Research Highlight

Exploiting the Parabolic Loss Landscape to Accelerate Black-Box Adversarial Attack

Achievement


Black-box methods require a massive amount of queries to find a successful adversarial perturbation. Since each query to the target model costs time and money, query efficiency is a requisite for any practical black-box attack method. Recent years have seen the development of several black-box approaches with significant improved query efficiency. However, current black-box attacks access the target models only at perturbed samples and completely rely on the queries there to update the perturbation at each iteration. To reduce the number of queries, it would be beneficial to be able to make use of these queries to extract more from the models, inferring the loss values and identifying candidate perturbations, where no model query was made. This is a challenging goal: since the landscapes of adversarial losses are often complicated and not well-understood, the accuracy of approximations of the loss values from available model queries is not guaranteed.


In this paper, we develop a new l2 black-box adversarial attack on frequency domain, which uses an interpolation scheme to approximate the loss value around the current state and guide the perturbation updates. We refer to our method as Black-box Attack Based on IntErpolation Scheme (BABIES). This algorithm is inspired by our observation that for many standard and robust image classifiers, the adversarial losses behave like parabolas with respect to perturbations of an image in the Fourier domain, thus can be captured with quadratic interpolation. We treat the adversarial attack problem as a constraint optimization on an l2 sphere, and sample along geodesic curves on the sphere. If the queries show improvements, we accept the perturbation. If the queries do not show improvement, we will infer a small perturbation from those samples without additional queries. Our method achieves significantly improved query efficiency because the perturbation updates are now informed not only directly from model queries (as in existing approaches), but also from an accurate quadratic approximation of the adversarial loss around the current state. The main contributions of this work can be summarized as follows:

  • Theoretical and empirical justifications on the fact that the adversarial loss behaves like a parabola in the Fourier domain, but not like a parabola in the pixel domain.

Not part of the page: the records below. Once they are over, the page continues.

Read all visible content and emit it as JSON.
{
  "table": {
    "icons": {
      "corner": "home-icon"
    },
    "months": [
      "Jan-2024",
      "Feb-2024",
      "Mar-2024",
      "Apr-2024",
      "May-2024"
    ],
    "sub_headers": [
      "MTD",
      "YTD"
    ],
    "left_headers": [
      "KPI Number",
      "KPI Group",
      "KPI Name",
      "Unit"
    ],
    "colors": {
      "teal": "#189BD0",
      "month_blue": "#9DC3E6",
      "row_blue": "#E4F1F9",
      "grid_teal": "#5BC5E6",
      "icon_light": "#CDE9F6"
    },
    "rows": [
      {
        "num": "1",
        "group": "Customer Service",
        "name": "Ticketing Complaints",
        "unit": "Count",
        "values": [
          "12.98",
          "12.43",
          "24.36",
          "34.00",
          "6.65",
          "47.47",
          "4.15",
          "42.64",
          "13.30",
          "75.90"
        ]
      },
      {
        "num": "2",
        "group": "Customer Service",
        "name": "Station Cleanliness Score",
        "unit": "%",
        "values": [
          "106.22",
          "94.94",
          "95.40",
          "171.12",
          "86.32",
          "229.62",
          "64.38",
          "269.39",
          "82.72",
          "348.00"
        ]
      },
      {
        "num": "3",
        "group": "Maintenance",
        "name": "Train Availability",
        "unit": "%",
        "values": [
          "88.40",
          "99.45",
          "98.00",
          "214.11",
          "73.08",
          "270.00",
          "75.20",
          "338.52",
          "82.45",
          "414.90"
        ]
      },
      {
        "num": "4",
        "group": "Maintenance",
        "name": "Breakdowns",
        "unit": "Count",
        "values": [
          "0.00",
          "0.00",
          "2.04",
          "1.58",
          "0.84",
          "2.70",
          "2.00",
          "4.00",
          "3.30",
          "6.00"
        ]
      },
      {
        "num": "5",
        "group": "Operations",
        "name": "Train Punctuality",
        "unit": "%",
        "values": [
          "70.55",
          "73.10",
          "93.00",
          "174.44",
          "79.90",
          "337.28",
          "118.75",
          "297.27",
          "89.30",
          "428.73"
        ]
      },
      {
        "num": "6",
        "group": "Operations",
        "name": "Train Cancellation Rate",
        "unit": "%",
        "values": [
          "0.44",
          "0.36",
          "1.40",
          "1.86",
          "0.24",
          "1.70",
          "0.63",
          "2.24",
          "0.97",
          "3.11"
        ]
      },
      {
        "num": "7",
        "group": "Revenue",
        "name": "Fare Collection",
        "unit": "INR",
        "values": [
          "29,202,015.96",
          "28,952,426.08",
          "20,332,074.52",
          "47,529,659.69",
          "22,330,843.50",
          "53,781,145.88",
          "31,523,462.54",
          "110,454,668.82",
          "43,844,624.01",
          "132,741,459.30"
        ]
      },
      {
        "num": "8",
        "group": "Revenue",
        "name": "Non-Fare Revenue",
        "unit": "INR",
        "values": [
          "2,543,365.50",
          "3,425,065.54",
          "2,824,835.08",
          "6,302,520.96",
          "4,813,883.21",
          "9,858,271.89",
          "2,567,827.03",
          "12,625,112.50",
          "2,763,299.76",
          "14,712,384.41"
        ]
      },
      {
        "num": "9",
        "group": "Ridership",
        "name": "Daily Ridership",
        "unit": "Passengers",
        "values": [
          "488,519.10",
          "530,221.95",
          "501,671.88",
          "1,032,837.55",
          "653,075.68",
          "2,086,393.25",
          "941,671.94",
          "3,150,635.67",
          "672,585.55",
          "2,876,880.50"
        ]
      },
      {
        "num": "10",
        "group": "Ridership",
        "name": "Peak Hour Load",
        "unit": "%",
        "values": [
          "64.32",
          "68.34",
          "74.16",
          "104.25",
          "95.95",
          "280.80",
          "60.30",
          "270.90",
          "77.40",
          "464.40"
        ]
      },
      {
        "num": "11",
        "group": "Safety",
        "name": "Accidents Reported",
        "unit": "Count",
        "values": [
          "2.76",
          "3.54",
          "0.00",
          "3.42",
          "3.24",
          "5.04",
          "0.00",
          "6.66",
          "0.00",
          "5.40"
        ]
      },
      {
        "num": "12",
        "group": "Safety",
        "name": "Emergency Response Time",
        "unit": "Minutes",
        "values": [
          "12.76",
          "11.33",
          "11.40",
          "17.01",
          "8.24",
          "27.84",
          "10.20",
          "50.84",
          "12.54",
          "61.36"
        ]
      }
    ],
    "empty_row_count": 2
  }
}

  • Development of BABIES, a random-search-based black-box adversarial attack method that exploits the parabolic loss landscape to improve the query efficiency.

  • Extensive evaluations of BABIES with targeted and untargeted attacks on MNIST, CIFAR-10 and ImageNet datasets with both standard and defended models.

Figure 1: Examples of attacking the Google Cloud Vision API to remove top-3 labels . The original images and the perturbed images by our methods are shown with their top labels and probabilities.

Publication

H. Tran, D. Lu, and G. Zhang, Exploiting the local parabolic landscapes of adversarial losses to accelerate black-box adversarial attack, Proceedings of 17th European Conference on Computer Vision (ECCV 2022), 2022.